La Rotonde: Pour nos lecteurs qui vous connaissent peu en dehors de votre fonction officielle de recteur à l’Université d’Ottawa (U d’O), pourriez-vous vous présenter, parler de votre parcours, et de ce qui vous a motivé à devenir recteur ?
Jacques Frémont: C’est la vie qui m’a motivé. On devient un peu recteur par accident. Mais ce qui est sûr est quand je suis sorti de la Faculté de droit il y a bien bien longtemps, l’autre siècle, l’autre millénaire, j’avais le choix d’aller en pratique privée. Et puis finalement j’ai choisi les études supérieures et après, le choix est revenu entre la pratique privée et l’université et finalement j’ai choisi l’université. Et là j’ai eu bien du plaisir. Une carrière plus régulière. Et à un moment donné, quelqu’un m’a demandé d’être vice-doyen (de l’Université de Montréal), puis être doyen et directeur au Centre interdisciplinaire de recherche. Puis donc, à chaque fois il faut croire que je ne faisais pas trop une mauvaise job parce que les gens en redemandaient. J’ai progressé après. Je suis devenu vice-recteur, puis provost, et puis après j’ai quitté le monde universitaire pour 5 ans et, là, ce sont les chasseurs de têtes qui sont revenus me chercher. Mais entre temps j’avais été à New York, j’avais travaillé pour un organisme philanthropique international, puis j’avais été 2 ans et demi à la tête de la Commission des droits de la personne du Québec. Je n’aurais jamais songé à revenir à la vie universitaire et quand ils m’ont dit « Ottawa », c’était intéressant, ça me tentait et c’est un immense plaisir.
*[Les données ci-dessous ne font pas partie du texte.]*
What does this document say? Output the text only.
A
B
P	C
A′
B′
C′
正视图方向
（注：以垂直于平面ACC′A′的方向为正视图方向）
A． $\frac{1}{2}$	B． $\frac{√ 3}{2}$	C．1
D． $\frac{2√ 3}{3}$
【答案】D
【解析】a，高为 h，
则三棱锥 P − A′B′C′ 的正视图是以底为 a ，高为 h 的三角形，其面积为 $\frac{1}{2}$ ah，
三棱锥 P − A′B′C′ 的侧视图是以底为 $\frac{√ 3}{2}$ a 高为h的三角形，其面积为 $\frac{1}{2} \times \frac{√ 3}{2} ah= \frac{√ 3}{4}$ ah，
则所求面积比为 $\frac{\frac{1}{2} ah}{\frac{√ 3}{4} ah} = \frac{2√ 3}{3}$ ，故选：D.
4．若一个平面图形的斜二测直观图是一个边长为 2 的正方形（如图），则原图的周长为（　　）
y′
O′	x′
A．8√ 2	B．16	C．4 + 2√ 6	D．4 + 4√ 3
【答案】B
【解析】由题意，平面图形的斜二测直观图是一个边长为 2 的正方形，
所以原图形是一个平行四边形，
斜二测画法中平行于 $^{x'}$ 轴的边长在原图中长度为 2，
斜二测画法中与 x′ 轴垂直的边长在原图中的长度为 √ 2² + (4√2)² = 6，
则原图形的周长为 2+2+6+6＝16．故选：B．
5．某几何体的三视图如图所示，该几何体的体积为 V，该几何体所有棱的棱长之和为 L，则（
LR : Avez-vous une vision pour l’U d’O ?
JF : La première année a véritablement été une année de faire le tour du propriétaire et de comprendre parce que les universités se ressemblent beaucoup, mais les universités ont des personnalités qui sont très différentes. Alors c’était de bien comprendre la personnalité de l’U d’O, ses forces, les défis, etc. et je pense que je suis loin de la connaître, je pense bien la connaître dans quelques années. La vision, on va essayer de la développer ensemble parce qu’on arrive à la fin de Destination 2020 qui est la planification stratégique. Donc on va la développer tous ensemble, mais parmi les éléments, c’est clair que les éléments distinctifs de 2020 pour ce qui est de la francophonie interne et de l’international c’est différent et c’est beaucoup ça qui m’avait attiré à l’époque. À l’international, on va bouger. C’est clair que sur la francophonie, on va bouger. On commence à bouger.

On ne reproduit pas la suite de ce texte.